Since the previous entry was made over two years ago, the unusual lack of rain mentioned earlier has become a continuing two-year drought currently described by the North American Drought Monitor as a D3 Extreme Drought. This year's rainy season never developed. When I saw the above leafless but flowering plant in its dried-up condition, I didn't recognize it as a Dogweed; not even when noticing this species' very unusual, feathery calyculi shown at the right. It's interesting to compare those calyculi with the ones seen earlier, which were so large and numerous that they hid the involucre. This species clearly can adapt to a wide range of environmental conditions.

Dogweed, ADENOPHYLLUM CANCELLATUM, cypselae with erose scales

The above photo better shows the structure of the pappi atop the cypsela-type fruits. One reason this species is hard to identify using technical features is that the white "hairs" atop the cypsela, despite their appearance, are not considered simple white hairs. Notice how bunches of hairs unite at their bases.
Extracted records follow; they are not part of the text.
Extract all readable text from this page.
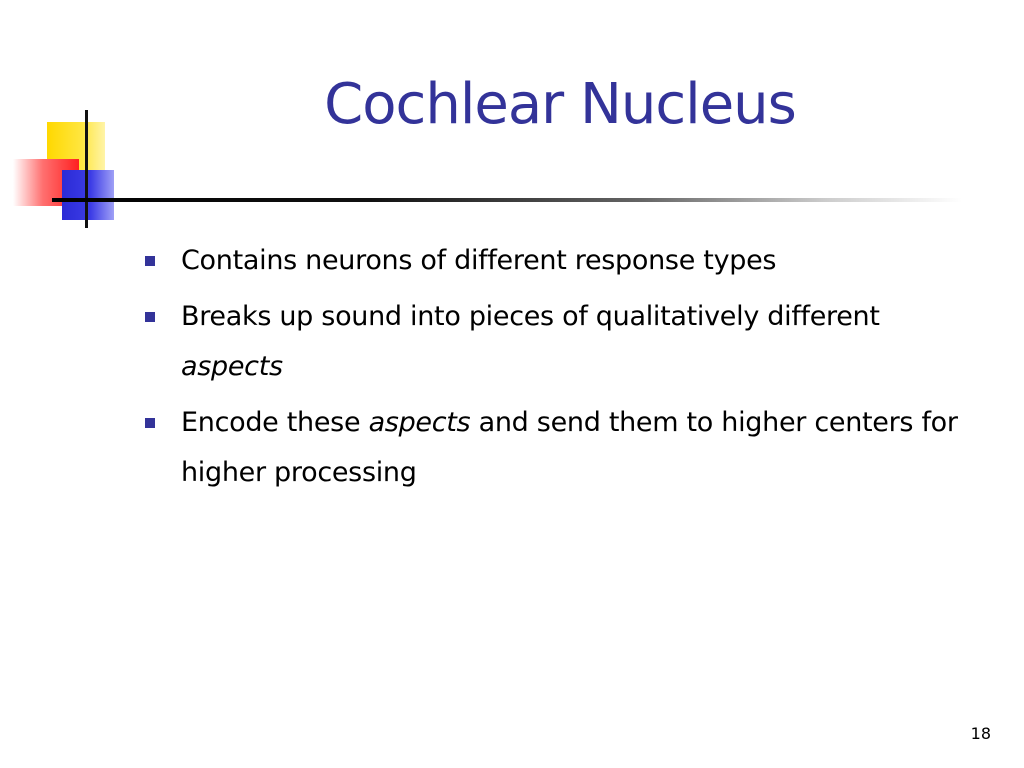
Cochlear Nucleus
Contains neurons of different response types
Breaks up sound into pieces of qualitatively different
aspects
Encode these aspects and send them to higher centers for higher processing
18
Technical works conceive of these bunches as scales comprising bristles joined at their bases, forming structures like feather dusters with handles. They're scales topped with "basally connate bristles," as the Flora of North America says.

This detail is seen in the mind, not in the object before you. If you don't get it right, you can waste lots of time letting the keys lead you in wrong directions.